Celem tym powinna być odpowiednia stratyfikacja ryzyka i przekazanie tej informacji anestezjologowi i/lub chirurgowi. Wstępne podejście do tego procesu powinno rozpocząć się od jego standaryzacji. Niezależnie od tego, czy potrzebny jest codzienny system komunikacji poprzez rundę zespołu wielospecjalistycznego, czy po prostu uzgodnione podejście, zgodnie z którym żaden pacjent nie może trafić na salę operacyjną przed porozumieniem się szpitalnika i anestezjologa, system musi zostać wdrożony. System komunikacji pozwoli na większą satysfakcję wszystkich lekarzy i lepsze wyniki leczenia pacjentów.

Surgical Care Improvement Project measures and hospital medicine

Związek między chirurgiem a hospitalistą podlega ewolucji. Równanie wartości zaczyna się od pomiaru danych. Aby jak najlepiej wykazać wartość współpracy, należy przedyskutować cele specyficzne dla tej relacji lub mierniki jakości.

Choć nie istnieją żadne specyficzne krajowe standardy współpracy, Surgical Care Improvement Project (SCIP) jest podstawowym miernikiem, z którym chirurdzy utożsamiają wysoką wartość.

Docelowymi obszarami współpracy mogą być mierniki UTI/Foley, profilaktyka DVT lub kontrola glikemii. Chociaż żadna z tych metryk nie odnosi się bezpośrednio do powikłań znieczulenia, ważne jest, aby rozpoznać globalne spojrzenie na relację szpitalnik-chirurg i jak najlepiej wykorzystać jej zalety. Określając z chirurgiem wcześniej ustalone cele, można uzyskać jaśniejszy obraz wartości roli szpitalisty w tym procesie.

VI. What’s the evidence?

Apfel, CC, Roewer, N. „Risk assement of postoperative nausea and vomiting”. Int Anesthesiology Clinics. vol. 41. 2003. pp. 13-31.

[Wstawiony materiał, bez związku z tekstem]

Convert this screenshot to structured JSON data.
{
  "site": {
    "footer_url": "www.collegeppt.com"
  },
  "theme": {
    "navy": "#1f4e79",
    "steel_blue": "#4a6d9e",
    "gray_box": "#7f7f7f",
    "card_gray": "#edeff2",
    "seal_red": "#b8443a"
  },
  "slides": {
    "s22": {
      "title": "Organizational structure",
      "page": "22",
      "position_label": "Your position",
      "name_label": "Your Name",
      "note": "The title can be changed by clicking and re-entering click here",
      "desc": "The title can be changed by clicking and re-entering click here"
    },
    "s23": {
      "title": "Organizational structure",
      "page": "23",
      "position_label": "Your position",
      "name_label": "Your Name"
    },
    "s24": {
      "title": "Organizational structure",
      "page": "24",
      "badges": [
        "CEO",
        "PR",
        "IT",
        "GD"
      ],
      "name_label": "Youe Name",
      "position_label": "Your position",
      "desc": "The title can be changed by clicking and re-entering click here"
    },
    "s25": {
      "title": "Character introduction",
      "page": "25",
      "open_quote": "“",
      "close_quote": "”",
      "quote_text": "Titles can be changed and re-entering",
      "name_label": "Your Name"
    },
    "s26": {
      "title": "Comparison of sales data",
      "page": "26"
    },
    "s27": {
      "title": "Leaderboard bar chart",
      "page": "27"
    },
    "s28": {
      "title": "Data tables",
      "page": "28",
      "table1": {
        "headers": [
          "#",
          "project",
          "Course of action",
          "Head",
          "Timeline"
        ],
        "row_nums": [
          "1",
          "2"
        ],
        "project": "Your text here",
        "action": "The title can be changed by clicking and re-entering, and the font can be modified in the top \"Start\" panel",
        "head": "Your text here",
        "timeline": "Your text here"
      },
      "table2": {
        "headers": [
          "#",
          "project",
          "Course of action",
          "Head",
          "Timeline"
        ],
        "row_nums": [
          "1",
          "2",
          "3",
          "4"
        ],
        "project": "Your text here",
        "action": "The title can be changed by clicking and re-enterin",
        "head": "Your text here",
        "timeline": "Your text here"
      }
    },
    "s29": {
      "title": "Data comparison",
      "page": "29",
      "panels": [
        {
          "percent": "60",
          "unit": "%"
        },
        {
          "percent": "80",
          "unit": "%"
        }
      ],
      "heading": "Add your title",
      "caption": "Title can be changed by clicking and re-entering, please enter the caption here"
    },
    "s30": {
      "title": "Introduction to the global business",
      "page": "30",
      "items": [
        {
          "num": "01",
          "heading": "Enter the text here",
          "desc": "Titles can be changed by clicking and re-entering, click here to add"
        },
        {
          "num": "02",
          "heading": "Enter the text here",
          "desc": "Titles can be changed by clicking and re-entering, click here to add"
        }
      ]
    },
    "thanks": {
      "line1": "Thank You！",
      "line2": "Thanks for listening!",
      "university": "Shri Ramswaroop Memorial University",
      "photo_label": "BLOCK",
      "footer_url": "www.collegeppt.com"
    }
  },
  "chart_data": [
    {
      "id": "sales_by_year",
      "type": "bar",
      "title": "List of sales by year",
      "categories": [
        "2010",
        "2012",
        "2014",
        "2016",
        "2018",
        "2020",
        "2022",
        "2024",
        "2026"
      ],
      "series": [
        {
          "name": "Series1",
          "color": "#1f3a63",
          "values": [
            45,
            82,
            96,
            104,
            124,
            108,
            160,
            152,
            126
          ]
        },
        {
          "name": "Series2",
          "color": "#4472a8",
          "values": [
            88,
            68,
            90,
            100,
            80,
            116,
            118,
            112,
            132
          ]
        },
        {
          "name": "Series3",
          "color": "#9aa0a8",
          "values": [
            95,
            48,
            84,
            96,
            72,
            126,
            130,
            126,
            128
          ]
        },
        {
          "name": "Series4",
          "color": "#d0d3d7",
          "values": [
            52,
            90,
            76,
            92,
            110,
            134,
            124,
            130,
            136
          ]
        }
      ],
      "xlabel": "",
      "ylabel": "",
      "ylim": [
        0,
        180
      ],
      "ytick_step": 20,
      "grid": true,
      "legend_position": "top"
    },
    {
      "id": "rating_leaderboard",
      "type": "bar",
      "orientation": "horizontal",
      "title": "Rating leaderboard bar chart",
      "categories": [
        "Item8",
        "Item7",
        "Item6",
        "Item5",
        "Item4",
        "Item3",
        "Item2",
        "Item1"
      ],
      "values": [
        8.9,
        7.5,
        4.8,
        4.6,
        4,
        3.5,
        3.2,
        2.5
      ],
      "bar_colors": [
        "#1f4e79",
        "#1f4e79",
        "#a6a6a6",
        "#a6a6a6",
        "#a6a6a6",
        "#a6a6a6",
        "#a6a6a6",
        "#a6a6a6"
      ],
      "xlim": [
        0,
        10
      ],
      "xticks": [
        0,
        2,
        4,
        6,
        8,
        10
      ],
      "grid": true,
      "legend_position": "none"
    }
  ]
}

Fiesher, LA, Beckman, JA. „2007 Guideline on perioperative cardiovascular evaluation and care for the non-cardiac patient”. Journal American College of Cardiology. vol. 50. 2007. pp. 1707-1737.

Michota, F, Frost, S. „The preoperative evaluation. Use the history and physical rather than routine testing”. Cleveland Clinc Journal of Medicine. vol. 17. 2004. pp. 63-70.

Jin, F, Chung, F. „Minimizing perioperative adverse events in the elderly”. British Journal of Anesthesia. vol. 87. 2001. pp. 608-624.

Liu, LL, Wiener-Kronsih, JP. „Problemy anestezji okołooperacyjnej u osób w podeszłym wieku”. Critical Care Clinics. vol. 19. 2003. pp. 641-656.

Dodaj komentarz

Twój adres e-mail nie zostanie opublikowany.